The green mist swirled again.
Chapter 23
Nora struggled to hold Threadneedle upright, balancing his weight upon her shoulder with one hand while she pounded on the Menagerie’s stage door with the other. At this late hour Henrietta Street was practically deserted, but she dare not make too much noise and draw attention.
She used the secret knock the staff had arranged between them—three beats fast and two slow.
“Come on,” she hissed, then had to use both hands to prop up her charge again. Threadneedle was only half awake, his legs trembling, most of his weight slumped upon her shoulder.
She pounded on the door again. The cover of the peep-hole slid to the side.
“It’s me. Anne Meadows,” she said in a low voice. “Open up.”r />
The back alley had no street light. She knew she couldn’t be seen in the darkness.
The stage door creaked open and Spagnelli’s squat figure stood in the door frame. His face was flushed, his jacket off, his sleeves rolled halfway up to the elbows and dripping wet.

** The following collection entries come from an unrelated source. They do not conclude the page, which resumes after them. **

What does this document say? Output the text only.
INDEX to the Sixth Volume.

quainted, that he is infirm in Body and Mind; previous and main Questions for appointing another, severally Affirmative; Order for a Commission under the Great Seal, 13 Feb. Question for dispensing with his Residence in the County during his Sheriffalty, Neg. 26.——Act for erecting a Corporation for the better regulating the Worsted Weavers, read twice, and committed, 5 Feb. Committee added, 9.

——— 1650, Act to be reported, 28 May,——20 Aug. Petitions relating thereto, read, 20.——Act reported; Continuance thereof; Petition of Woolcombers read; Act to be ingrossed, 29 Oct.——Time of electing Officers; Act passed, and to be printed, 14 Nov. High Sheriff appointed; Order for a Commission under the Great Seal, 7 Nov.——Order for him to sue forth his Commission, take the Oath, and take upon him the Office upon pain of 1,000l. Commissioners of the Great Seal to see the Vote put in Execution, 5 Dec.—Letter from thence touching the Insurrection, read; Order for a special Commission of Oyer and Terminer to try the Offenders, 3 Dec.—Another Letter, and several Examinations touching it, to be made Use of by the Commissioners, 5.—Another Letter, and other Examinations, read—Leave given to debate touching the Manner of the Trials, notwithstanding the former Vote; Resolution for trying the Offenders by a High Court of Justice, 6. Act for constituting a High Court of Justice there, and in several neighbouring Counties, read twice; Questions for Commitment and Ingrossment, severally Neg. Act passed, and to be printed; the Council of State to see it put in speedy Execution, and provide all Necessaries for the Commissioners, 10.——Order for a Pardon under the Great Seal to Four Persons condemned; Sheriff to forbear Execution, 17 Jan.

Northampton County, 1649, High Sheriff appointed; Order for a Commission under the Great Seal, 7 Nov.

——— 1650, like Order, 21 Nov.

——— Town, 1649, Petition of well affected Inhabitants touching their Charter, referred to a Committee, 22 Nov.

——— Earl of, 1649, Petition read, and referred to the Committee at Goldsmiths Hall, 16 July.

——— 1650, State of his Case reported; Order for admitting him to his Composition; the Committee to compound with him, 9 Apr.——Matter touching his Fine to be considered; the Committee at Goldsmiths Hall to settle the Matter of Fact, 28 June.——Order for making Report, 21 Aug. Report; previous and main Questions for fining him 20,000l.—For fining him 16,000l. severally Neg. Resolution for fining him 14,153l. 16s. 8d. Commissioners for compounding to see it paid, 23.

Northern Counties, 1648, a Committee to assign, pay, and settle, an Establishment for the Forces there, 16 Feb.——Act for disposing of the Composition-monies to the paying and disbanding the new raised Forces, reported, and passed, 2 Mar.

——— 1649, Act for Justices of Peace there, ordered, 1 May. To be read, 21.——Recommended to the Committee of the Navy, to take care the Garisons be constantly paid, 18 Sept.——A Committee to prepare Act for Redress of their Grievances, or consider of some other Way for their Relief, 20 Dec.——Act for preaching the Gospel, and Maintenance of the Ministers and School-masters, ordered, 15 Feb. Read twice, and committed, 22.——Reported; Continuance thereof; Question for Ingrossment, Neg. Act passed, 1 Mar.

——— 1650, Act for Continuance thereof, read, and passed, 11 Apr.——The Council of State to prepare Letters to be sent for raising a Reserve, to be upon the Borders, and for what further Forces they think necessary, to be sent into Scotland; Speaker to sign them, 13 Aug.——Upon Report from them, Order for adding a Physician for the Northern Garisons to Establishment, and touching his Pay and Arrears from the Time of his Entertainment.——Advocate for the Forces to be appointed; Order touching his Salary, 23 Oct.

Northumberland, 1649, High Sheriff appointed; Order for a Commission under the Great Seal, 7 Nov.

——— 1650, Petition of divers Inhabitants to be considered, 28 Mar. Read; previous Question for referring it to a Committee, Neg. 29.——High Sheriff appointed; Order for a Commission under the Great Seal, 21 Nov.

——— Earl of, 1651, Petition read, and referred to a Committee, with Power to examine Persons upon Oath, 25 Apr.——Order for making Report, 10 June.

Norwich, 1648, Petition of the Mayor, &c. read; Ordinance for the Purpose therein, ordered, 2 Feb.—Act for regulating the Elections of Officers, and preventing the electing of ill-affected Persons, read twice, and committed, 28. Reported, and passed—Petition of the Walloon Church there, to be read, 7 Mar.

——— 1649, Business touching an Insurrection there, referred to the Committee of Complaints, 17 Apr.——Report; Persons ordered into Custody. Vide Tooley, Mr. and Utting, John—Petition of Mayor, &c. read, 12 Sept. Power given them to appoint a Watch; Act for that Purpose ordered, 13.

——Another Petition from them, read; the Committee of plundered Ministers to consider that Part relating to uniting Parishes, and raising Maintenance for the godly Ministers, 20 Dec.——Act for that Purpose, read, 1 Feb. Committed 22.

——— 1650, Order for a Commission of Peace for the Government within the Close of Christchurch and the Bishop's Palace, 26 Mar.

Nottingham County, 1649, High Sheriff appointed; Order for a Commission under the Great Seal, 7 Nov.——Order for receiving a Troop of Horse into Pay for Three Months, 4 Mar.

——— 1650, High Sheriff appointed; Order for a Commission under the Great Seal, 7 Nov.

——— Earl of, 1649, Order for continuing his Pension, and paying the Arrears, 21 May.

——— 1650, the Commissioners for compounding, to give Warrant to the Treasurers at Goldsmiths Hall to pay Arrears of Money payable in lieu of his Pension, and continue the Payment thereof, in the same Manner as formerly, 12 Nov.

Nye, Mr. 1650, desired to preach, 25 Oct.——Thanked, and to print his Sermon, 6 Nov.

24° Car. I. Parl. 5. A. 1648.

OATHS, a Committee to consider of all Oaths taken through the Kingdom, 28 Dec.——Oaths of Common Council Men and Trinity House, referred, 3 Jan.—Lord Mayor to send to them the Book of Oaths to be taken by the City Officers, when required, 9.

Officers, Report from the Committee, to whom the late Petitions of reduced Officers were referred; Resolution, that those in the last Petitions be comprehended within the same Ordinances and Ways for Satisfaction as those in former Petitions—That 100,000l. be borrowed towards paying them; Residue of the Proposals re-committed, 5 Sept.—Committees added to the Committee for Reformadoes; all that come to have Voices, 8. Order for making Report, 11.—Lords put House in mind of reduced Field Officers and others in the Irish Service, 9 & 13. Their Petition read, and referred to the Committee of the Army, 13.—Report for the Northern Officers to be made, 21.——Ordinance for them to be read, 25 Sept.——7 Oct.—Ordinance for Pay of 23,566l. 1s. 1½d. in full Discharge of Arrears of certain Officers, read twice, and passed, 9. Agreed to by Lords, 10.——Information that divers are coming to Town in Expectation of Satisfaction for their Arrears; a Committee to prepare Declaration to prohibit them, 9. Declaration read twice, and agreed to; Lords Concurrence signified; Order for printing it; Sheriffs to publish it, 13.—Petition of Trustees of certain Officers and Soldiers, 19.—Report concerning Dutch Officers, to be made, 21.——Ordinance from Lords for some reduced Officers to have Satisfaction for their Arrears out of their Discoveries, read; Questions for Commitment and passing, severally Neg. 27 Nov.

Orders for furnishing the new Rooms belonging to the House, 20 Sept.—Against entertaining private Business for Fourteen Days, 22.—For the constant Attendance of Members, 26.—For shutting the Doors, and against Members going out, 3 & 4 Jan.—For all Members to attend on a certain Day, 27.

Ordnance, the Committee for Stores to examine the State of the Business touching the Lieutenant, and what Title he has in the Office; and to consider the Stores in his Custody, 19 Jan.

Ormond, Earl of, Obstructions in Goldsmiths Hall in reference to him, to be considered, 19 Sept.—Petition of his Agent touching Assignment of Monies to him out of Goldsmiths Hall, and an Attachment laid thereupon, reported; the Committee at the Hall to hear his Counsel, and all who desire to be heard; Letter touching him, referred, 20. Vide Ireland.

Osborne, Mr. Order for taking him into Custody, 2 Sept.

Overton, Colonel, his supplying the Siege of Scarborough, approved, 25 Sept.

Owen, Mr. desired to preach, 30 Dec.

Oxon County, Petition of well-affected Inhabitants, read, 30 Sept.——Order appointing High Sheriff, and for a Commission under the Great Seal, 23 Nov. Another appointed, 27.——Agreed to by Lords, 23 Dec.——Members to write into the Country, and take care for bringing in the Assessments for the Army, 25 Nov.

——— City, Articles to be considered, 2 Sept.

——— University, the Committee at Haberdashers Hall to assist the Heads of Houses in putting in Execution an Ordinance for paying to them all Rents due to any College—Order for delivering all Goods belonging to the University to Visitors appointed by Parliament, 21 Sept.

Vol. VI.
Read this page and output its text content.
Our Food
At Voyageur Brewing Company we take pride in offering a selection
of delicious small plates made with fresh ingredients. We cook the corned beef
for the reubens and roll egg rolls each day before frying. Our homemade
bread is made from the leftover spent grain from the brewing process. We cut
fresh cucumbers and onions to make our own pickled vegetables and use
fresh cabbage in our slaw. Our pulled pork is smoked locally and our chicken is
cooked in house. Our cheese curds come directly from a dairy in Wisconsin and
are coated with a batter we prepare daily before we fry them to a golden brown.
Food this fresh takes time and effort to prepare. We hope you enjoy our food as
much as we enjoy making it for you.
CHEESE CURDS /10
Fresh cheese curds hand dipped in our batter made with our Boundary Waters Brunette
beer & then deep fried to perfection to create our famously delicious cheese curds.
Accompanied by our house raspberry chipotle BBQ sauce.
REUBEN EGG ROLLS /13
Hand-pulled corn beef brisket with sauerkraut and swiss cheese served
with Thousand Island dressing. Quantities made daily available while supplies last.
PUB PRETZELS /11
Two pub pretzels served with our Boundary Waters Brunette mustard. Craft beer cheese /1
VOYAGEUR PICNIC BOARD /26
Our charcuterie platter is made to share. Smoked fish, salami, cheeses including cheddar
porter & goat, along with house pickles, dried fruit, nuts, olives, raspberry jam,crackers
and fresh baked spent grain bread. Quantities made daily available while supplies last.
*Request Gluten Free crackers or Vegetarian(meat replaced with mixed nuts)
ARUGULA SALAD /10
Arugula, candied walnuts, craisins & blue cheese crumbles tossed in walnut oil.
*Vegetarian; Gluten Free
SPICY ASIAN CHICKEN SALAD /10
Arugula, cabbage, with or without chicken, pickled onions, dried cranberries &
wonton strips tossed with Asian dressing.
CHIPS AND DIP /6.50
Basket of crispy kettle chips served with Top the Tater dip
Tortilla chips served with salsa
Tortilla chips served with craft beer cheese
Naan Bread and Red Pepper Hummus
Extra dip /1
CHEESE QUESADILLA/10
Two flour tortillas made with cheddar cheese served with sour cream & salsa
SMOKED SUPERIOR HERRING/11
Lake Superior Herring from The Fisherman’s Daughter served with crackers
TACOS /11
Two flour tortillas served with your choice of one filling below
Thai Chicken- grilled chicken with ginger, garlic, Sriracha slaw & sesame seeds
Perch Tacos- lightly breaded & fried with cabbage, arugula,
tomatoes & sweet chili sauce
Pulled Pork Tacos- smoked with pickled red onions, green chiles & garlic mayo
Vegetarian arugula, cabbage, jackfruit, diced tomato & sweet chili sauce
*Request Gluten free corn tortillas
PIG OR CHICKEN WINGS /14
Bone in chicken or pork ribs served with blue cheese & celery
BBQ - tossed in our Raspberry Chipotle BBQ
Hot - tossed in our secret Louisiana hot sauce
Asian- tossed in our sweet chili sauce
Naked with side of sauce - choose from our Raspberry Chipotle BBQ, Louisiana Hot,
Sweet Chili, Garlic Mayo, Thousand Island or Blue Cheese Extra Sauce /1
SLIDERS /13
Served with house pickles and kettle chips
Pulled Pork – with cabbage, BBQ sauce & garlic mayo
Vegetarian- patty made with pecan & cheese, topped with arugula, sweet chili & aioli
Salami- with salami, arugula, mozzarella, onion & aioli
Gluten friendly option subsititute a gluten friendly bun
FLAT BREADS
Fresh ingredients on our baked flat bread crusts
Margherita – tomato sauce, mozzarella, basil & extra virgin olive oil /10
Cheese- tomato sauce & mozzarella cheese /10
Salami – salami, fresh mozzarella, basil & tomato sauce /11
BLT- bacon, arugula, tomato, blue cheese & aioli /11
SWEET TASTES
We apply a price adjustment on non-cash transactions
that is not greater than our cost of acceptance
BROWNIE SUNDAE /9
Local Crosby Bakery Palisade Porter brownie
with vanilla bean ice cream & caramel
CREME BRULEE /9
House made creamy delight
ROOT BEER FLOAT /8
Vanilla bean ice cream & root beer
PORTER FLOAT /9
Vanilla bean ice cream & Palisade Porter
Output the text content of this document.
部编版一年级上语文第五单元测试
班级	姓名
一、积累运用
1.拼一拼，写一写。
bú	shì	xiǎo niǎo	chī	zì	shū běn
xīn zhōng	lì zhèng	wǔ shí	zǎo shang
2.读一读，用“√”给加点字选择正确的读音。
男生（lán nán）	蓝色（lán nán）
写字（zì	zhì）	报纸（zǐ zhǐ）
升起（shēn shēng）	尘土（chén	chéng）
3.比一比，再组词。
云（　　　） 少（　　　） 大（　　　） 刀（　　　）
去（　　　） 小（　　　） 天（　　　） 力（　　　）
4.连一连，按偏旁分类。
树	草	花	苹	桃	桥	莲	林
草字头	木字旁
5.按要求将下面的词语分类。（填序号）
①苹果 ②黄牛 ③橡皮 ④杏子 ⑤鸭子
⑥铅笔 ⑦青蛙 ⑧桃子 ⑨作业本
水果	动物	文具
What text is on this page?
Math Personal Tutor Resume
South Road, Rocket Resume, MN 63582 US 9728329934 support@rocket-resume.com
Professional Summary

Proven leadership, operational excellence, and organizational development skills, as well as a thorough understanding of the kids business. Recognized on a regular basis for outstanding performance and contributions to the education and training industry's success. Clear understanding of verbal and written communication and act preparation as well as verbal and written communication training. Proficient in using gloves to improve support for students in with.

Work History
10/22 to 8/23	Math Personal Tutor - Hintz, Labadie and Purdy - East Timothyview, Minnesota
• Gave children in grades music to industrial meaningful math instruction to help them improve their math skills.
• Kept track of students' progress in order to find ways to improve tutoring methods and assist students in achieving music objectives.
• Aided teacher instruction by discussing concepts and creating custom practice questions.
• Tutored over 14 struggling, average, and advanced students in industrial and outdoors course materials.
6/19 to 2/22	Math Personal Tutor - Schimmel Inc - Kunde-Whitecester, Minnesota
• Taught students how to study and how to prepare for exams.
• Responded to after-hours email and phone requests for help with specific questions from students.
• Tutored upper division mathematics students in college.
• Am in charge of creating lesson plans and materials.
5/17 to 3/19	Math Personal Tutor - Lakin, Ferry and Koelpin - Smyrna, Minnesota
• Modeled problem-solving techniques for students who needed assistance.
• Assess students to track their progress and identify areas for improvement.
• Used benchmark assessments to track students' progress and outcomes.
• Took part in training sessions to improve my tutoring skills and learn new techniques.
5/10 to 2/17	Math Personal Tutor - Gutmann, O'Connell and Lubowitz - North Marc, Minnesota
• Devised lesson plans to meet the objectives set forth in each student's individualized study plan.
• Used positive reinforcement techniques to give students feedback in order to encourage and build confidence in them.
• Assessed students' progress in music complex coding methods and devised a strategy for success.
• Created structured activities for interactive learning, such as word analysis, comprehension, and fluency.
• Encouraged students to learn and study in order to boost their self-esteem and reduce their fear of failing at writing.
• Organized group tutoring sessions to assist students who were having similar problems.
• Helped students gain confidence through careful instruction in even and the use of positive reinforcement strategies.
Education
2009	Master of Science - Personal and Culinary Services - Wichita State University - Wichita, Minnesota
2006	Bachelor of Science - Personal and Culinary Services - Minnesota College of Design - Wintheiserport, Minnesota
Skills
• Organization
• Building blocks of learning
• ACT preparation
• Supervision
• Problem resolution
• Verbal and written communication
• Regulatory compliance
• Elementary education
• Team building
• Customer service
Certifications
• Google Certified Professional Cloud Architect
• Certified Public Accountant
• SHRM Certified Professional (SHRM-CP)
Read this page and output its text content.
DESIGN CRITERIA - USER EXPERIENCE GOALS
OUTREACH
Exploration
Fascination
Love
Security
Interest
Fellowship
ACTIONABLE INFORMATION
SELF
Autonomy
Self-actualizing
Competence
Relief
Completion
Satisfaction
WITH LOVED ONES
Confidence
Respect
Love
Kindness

Nora realized she must have dragged him up from the basement, interrupting his work at the bilge pump.
Spagnelli’s eyes flew wide as he noticed her disheveled state. “Dear girl! What’s happened?”
“This man needs help.”
“What? Who?” Spagnelli struggled to see past her into the darkened street.
“It’s Richard Templeton. He’s been hurt—stabbed.”
“Templeton! Come in, come in. Here—let me help.” He took Threadneedle’s weight on his own shoulder and Nora stumbled backward. With the pressure off, she almost fell down. She’d already pushed herself beyond her own limit and exhaustion crashed over her in a heavy wave.
“Good Lord! My back isn't quite what it used to be,” groaned Spagnelli. “Let us lay the man down—”
He staggered into the back room and gently lowered Threadneedle down atop the cot. Colorful costumes, hung from the cross-pipes overhead, swayed in his wake. Lady Cleopatra’s headdress clattered to the floor. Spagnelli swept aside a fortune in painted pasteboard jewels and a Roman short sword made of jointed cardboard and lit a tiny oil lamp on the desk. “This—this is Richard Templeton?”
There was no hiding the truth now. Threadneedle had passed out again and, his power of illusion gone, had reverted to his normal faery appearance. Though still dressed as an ordinary lamplighter, he had no glamour to disguise his pale green complexion, pointed ears and long, fey features.
“You mustn't tell!” Nora pleaded. “Oh, I don't know if it will even matter. Look at me, extracting promises when he’s already at death's door.”